Janeway wears his influences on his sleeve — Bill Evans, shades of Ahmad Jamal, the more complex Hank Jones, and the bolder Cedar Walton. Janeway has a fluid style that does not ramble or pile on extra notes. Trumpeters Belgrave, Shaw and Art Farmer inform his fleet voicings. This is an excellent recording, and the more you listen, the more compelling the music becomes. This could easily be one of the Top Ten Jazz CDs of 2021, and maybe one for the ages.

Tidbits. Last issue we wrote about singer Jeannine Otis, who is related to the jazz Joneses from Pontiac. She is the cousin of Thad Jones. Bruce Jones is Thad’s first-born son. Elaine is his mother.

Pianist Craig Taborn, University of Michigan alumnus, just produced an ambitious project 60 X Sixty as a live stream. It’s sixty pieces of his music in 60 minutes — sixty seconds or so for each composition in random order, shuffled continually without titles. Tracks can be added or removed at any time. It is uniquely living and breathing. Residing in Brooklyn, the award-winning improviser is doing this with support from Pyroclastic Records. Meanwhile his new ECM CD Shadow Plays is his latest for the label with a ten year break as he is doing many other projects.

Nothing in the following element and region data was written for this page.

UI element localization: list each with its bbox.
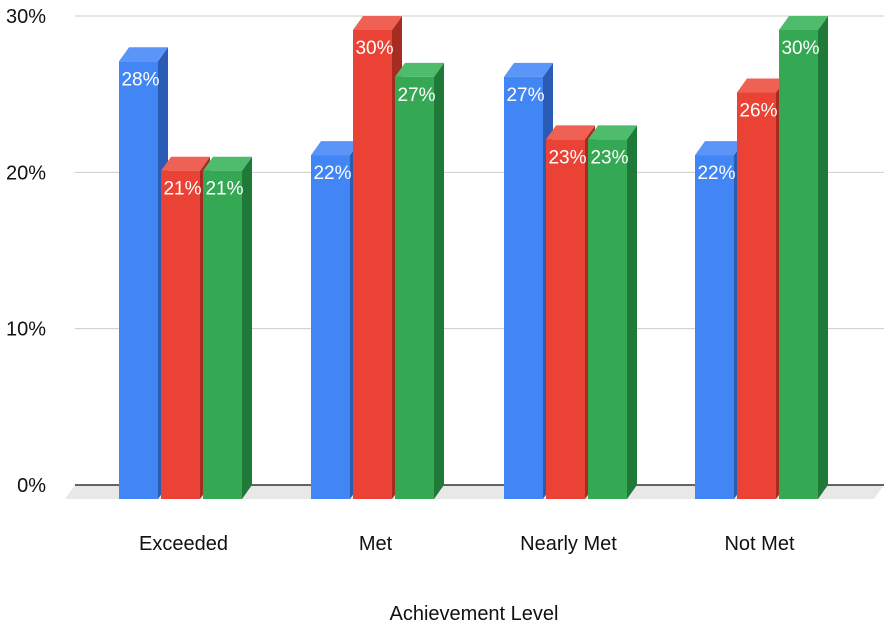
bar <box>695 141 744 500</box>
bar-front <box>737 92 776 500</box>
bar-front <box>119 61 158 500</box>
chart-floor <box>65 485 884 499</box>
bar-front <box>395 76 434 500</box>
bar <box>779 16 828 499</box>
x-tick-label: Met <box>359 533 393 555</box>
data-label: 23% <box>590 147 628 168</box>
bar-front <box>546 139 585 499</box>
data-label: 21% <box>163 179 201 200</box>
bar-top <box>119 47 168 62</box>
bar-top <box>737 78 786 93</box>
data-label: 26% <box>739 101 777 122</box>
x-axis-title: Achievement Level <box>390 603 559 625</box>
bar-side <box>242 156 252 499</box>
bar-top <box>395 62 444 77</box>
bar <box>119 47 168 500</box>
bars <box>119 16 828 500</box>
y-tick-label: 10% <box>6 319 46 341</box>
y-axis-ticks: 0% 10% 20% 30% <box>6 6 46 497</box>
data-label: 30% <box>781 38 819 59</box>
x-tick-label: Nearly Met <box>520 533 617 555</box>
y-tick-label: 20% <box>6 162 46 184</box>
bar-top <box>203 156 252 171</box>
bar-top <box>161 156 210 171</box>
bar-side <box>818 16 828 499</box>
bar-top <box>779 16 828 30</box>
data-label: 27% <box>506 85 544 106</box>
bar <box>546 125 595 499</box>
data-label: 27% <box>397 85 435 106</box>
bar-front <box>588 139 627 499</box>
floor-plane <box>65 485 884 499</box>
data-label: 28% <box>121 69 159 90</box>
bar-side <box>434 62 444 500</box>
bar-front <box>161 170 200 499</box>
x-tick-label: Not Met <box>724 533 794 555</box>
bar <box>737 78 786 500</box>
bar-top <box>504 62 553 77</box>
data-label: 22% <box>697 163 735 184</box>
bar-top <box>546 125 595 140</box>
bar-front <box>779 30 818 499</box>
bar-front <box>695 155 734 500</box>
bar-front <box>353 30 392 499</box>
bar-top <box>588 125 637 140</box>
data-label: 22% <box>313 163 351 184</box>
bar-top <box>353 16 402 30</box>
bar-side <box>627 125 637 499</box>
bar-front <box>504 76 543 500</box>
y-tick-label: 30% <box>6 6 46 28</box>
bar <box>203 156 252 499</box>
data-label: 30% <box>355 38 393 59</box>
bar <box>504 62 553 500</box>
y-tick-label: 0% <box>17 475 46 497</box>
x-axis-categories: Exceeded Met Nearly Met Not Met <box>139 533 795 555</box>
bar <box>395 62 444 500</box>
bar-front <box>311 155 350 500</box>
data-labels: 28% 21% 21% 22% 30% 27% 27% 23% 23% 22% 26% 30% <box>121 38 819 200</box>
bar <box>311 141 360 500</box>
bar-top <box>695 141 744 156</box>
bar-front <box>203 170 242 499</box>
bar <box>353 16 402 499</box>
data-label: 21% <box>205 179 243 200</box>
bar-top <box>311 141 360 156</box>
data-label: 23% <box>548 147 586 168</box>
bar <box>161 156 210 499</box>
bar <box>588 125 637 499</box>
x-tick-label: Exceeded <box>139 533 228 555</box>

Taborn’s longtime running mate drummer Gerald Cleaver has moved to San Francisco to join their always expansive creative music scene.
Finally, congratulations to John Churchville, the drummer and tabla player, who debuted his new band with electric bassist/guitarist Dan Ripke and violinist/vocalist Collin Murphy in September at Silvio’s in Canton. Churchville has taken a position in the Ann Arbor Public Schools as an instructor at Paddack Elementary School. He is also due in collaboration with Grammy award winner Gregg Brown, who plays guitar, percussion and the Buchla CM100 Synthesizer. Brown’s 2010 CD Intergalactic Spiral (Big O Records) features notables like saxophonist/flutist Mark Kieme, bassist Chuck Bartels, guitarists Robert Tye and Joe Gloss, drummers David Taylor, and Randy Marsh, bassist James Simonson, and organist Jim Alfredson from Organissimo, in a wildly original Indo-fusion display, highly recommended.